Guardian Australia may reveal that conspiratorial websites and Telegram groups with at least 15,000 subscribers share links that allow users to generate fake registration confirmations on their phones.

The user simply enters their name and a registration location, and the app instantly generates a registration confirmation screen that is almost identical to those displayed on government-run apps in New South Wales, Victoria and Queensland.

The app does not pass any information to the government, making it difficult for contact tracers to find people in the event of an outbreak.

A side-by-side comparison of the real NSW registration confirmation app (left) and the nearly identical fake version (right), generated by Guardian Australia for illustration purposes.
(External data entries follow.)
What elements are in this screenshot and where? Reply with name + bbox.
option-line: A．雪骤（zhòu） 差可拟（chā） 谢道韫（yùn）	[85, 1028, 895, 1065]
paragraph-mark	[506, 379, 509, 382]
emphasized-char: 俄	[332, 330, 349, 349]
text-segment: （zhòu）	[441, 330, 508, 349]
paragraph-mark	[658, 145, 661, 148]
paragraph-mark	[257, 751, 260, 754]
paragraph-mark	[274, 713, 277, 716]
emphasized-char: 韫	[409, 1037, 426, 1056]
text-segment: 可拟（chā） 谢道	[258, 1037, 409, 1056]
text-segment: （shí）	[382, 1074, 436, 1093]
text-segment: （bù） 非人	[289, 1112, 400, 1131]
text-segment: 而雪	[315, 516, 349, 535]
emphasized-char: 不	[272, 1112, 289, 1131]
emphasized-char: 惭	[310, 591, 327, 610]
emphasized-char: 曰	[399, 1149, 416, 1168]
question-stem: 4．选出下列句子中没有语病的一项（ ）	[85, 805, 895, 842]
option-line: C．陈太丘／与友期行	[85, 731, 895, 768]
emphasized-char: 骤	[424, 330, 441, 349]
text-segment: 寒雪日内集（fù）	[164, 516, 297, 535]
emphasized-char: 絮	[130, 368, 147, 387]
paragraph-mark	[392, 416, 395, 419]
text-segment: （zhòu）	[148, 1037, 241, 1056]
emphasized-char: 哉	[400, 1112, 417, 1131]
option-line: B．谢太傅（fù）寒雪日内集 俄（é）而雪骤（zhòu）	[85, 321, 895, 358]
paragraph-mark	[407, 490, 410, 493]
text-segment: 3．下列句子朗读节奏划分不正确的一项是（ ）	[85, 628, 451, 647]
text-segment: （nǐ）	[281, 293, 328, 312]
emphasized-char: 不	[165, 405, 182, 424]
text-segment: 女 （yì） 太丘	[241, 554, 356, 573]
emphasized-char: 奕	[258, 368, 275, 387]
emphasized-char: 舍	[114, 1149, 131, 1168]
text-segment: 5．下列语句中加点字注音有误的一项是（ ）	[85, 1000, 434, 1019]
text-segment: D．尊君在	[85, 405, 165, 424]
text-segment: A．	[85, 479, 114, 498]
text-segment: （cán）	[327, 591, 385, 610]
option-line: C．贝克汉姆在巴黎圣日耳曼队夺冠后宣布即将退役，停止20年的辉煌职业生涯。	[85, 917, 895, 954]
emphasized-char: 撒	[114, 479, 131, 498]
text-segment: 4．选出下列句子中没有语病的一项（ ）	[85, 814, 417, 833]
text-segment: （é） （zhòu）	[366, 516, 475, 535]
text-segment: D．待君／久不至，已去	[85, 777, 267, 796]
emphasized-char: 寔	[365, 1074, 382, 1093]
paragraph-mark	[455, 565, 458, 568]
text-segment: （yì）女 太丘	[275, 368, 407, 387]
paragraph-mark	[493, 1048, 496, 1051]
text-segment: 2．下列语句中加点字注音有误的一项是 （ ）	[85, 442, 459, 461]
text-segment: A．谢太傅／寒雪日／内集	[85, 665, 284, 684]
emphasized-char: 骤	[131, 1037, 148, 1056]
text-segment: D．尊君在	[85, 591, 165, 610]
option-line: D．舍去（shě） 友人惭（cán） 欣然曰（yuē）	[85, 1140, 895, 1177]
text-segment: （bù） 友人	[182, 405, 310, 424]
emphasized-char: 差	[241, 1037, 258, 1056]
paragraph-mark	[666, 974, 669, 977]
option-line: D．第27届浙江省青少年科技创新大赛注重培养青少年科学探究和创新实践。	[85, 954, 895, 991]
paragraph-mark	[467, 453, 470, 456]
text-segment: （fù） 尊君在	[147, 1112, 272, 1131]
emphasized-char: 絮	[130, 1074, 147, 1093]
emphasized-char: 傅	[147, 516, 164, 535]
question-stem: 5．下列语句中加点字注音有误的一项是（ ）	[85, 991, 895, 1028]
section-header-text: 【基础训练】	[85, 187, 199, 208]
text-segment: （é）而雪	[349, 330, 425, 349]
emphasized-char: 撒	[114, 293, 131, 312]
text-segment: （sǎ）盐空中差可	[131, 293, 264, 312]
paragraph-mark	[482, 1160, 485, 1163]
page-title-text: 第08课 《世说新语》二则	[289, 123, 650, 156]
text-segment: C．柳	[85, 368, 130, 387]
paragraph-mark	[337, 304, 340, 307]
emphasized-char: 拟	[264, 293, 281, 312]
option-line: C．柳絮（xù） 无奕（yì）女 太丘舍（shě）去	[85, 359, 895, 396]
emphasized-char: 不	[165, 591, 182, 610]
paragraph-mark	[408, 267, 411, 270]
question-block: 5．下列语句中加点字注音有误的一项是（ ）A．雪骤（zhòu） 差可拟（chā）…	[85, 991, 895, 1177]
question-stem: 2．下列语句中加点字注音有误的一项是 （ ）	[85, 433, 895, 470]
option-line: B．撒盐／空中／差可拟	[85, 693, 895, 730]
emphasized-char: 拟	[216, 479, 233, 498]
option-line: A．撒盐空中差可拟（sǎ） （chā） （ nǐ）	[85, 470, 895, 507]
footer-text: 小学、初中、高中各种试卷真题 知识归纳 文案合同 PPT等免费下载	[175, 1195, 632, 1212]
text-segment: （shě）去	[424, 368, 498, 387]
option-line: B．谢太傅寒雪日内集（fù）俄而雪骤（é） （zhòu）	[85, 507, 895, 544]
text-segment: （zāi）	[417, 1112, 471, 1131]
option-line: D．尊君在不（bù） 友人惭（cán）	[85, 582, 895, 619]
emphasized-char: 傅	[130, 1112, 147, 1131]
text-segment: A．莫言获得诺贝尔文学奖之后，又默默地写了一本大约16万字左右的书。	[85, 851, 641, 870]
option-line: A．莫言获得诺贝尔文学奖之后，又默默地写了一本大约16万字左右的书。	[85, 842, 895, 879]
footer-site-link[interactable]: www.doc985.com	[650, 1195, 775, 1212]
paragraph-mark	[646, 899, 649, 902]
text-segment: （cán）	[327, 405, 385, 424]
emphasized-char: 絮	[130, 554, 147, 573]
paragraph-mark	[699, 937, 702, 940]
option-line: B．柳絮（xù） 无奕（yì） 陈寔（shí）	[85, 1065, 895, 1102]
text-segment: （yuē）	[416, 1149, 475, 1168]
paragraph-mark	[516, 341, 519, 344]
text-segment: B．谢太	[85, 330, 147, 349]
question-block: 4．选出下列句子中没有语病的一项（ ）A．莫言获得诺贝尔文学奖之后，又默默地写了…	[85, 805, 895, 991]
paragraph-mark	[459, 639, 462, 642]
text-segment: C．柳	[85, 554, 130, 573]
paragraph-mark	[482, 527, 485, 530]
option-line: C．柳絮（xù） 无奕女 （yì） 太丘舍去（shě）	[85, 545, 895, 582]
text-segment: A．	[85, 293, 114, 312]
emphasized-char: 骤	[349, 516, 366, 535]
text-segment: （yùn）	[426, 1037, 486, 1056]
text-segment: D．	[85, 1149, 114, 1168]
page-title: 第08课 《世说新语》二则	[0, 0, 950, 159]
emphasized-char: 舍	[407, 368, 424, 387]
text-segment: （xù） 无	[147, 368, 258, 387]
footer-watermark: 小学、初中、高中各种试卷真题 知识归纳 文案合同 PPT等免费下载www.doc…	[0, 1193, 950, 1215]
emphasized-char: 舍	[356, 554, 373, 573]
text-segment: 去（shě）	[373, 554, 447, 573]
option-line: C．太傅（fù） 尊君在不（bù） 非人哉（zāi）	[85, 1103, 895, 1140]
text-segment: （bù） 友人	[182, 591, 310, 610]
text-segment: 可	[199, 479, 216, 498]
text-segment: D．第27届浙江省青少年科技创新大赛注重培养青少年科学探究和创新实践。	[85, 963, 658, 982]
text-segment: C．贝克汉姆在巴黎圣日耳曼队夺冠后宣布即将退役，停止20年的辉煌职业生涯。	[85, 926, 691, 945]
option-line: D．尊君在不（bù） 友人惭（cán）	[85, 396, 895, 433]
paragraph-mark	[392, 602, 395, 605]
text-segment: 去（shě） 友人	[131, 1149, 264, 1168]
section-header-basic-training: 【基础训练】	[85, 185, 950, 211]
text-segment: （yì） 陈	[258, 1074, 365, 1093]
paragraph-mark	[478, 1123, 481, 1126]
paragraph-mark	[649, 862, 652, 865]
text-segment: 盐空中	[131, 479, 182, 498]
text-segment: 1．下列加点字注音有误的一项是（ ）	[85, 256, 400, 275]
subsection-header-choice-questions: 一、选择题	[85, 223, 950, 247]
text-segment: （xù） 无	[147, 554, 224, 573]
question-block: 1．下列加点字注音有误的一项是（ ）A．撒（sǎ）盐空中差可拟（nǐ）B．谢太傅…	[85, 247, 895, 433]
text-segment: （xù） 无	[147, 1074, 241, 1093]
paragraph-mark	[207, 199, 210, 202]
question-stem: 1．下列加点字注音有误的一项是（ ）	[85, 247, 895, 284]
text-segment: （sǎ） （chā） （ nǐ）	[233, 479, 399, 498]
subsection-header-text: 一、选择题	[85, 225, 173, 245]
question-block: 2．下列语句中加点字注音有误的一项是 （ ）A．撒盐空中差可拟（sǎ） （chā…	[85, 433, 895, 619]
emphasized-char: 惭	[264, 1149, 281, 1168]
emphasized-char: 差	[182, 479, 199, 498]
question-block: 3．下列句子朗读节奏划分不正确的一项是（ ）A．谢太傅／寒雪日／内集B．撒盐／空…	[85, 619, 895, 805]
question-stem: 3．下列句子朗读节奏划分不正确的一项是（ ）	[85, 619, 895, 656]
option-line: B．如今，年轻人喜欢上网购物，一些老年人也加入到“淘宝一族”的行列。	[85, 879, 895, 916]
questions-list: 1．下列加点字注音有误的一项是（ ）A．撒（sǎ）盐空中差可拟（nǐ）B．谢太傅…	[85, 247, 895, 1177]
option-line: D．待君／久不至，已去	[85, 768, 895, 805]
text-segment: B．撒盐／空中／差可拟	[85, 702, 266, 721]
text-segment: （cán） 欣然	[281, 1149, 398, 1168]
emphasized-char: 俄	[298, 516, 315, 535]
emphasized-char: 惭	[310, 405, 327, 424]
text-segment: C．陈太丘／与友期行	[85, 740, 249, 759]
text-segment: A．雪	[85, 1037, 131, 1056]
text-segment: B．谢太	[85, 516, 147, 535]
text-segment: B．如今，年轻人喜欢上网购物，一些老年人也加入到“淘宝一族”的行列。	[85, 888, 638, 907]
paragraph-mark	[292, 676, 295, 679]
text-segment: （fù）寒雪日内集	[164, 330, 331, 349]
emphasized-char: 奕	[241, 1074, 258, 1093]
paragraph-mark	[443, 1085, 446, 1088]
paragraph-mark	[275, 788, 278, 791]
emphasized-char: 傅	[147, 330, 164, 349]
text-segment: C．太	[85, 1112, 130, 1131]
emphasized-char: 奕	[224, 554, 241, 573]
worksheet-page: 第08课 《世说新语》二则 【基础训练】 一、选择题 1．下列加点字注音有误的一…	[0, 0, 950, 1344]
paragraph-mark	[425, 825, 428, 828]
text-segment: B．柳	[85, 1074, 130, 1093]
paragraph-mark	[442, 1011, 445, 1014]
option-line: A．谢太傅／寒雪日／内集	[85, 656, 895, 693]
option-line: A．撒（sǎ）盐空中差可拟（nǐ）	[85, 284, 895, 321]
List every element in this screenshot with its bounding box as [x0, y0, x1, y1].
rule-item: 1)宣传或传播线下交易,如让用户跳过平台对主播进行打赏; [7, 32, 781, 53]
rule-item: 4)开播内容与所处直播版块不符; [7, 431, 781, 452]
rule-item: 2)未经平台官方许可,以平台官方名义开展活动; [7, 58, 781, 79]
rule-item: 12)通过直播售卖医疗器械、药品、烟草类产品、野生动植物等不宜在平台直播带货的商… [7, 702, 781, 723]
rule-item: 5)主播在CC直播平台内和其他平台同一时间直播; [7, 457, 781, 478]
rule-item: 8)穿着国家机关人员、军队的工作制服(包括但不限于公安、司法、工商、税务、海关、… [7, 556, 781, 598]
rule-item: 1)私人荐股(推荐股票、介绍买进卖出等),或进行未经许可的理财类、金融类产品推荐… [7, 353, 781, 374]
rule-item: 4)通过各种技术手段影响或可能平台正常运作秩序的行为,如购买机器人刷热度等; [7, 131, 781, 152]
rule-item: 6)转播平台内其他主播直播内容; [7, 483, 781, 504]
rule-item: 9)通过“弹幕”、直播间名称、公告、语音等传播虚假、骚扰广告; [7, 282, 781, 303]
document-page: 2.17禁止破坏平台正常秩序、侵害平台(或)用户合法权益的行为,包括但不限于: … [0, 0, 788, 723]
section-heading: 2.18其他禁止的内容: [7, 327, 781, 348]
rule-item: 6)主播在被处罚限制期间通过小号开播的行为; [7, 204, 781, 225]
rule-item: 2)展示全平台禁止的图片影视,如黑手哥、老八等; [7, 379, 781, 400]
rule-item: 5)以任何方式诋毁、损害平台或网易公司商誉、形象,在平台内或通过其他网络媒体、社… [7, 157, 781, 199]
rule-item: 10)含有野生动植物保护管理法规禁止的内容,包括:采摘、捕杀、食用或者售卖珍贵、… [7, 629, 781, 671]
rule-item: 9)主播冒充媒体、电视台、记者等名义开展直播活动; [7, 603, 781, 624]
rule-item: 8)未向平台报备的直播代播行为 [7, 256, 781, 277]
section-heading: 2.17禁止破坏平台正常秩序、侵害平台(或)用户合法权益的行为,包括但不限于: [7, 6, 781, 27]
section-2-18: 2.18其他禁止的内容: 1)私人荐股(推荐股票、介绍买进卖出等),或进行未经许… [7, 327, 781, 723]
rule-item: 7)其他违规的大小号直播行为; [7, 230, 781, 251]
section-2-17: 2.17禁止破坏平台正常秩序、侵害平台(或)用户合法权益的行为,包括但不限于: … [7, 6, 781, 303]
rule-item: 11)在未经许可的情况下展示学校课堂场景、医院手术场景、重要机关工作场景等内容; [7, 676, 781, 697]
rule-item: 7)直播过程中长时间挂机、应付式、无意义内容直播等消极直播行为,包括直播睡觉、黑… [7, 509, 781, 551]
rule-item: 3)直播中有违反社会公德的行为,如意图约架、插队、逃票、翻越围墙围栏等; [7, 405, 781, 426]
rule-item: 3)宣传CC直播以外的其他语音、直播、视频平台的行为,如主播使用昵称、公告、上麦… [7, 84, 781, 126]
Composite: The Guardian

A Covid conspiracy website, which the Guardian chose not to name, says the app will allow people to enter a room “without arguing with the owner of the business.”

“This simple workaround creates what looks like a covid QR approval tick, but it doesn’t send your private information to the government,” the website says.

Users are encouraged to “click the check mark quickly” to prevent business owners from asking questions about the IP address that appears above the confirmation screen.

“Most people will see the check mark and not take a close look at the screen,” they told users.

Geolocation data suggests that the app is hosted by a Russian web address and is coded to suggest the involvement of someone with professional web development skills or, at least, a skilled hobbyist.

Links to the app are shared by some of the same Telegram groups that held nationwide rallies against the lockdown last month.

A fake registration confirmation designed to mimic the official Queensland government app.
A fake registration confirmation designed to mimic the official Queensland government app, generated by Guardian Australia for illustrative purposes. Photograph: Christopher Knaus / The Guardian

The Guardian has found promoted links in at least six anti-foreclosure groups that have nearly 15,000 members among them.

“It’s wrong to emulate the app we are all supposed to ‘use’,” wrote one Telegram user after sharing the link in her group. “Doesn’t keep any data on your phone and you can show the store person and they won’t ask any questions.”

Deakin University president of epidemiology Catherine Bennett said she couldn’t understand why people would use such an app. She said authorities only had access to the data in the event of an outbreak.

Deliberately avoiding registration would only hamper contact tracing and further prolong the lockdown, she said.

“Every time we slow down the identification of people at risk for infection, we potentially expose a lot more and the epidemic grows,” Bennett said. “Anytime a case goes undetected in the community, we end up not only with more cases, but also with more infected people who won’t even know they’ve been exposed, so they won’t be. tested until they are sick themselves.

“Not registering or using a bogus registration app is the safest way to prolong the lockdown.”

Mary-Louise McLaws, professor of public health at the University of New South Wales, said Covid recordings were essential to help speed up contact tracing and ensure proper isolation.

She said the bogus app threatened to undermine the current response to the Delta variant.

“Contact tracers are always catching up and if their speed of catching up is drastically reduced by fake QR codes, then the epidemic has the potential to get out of hand,” she said.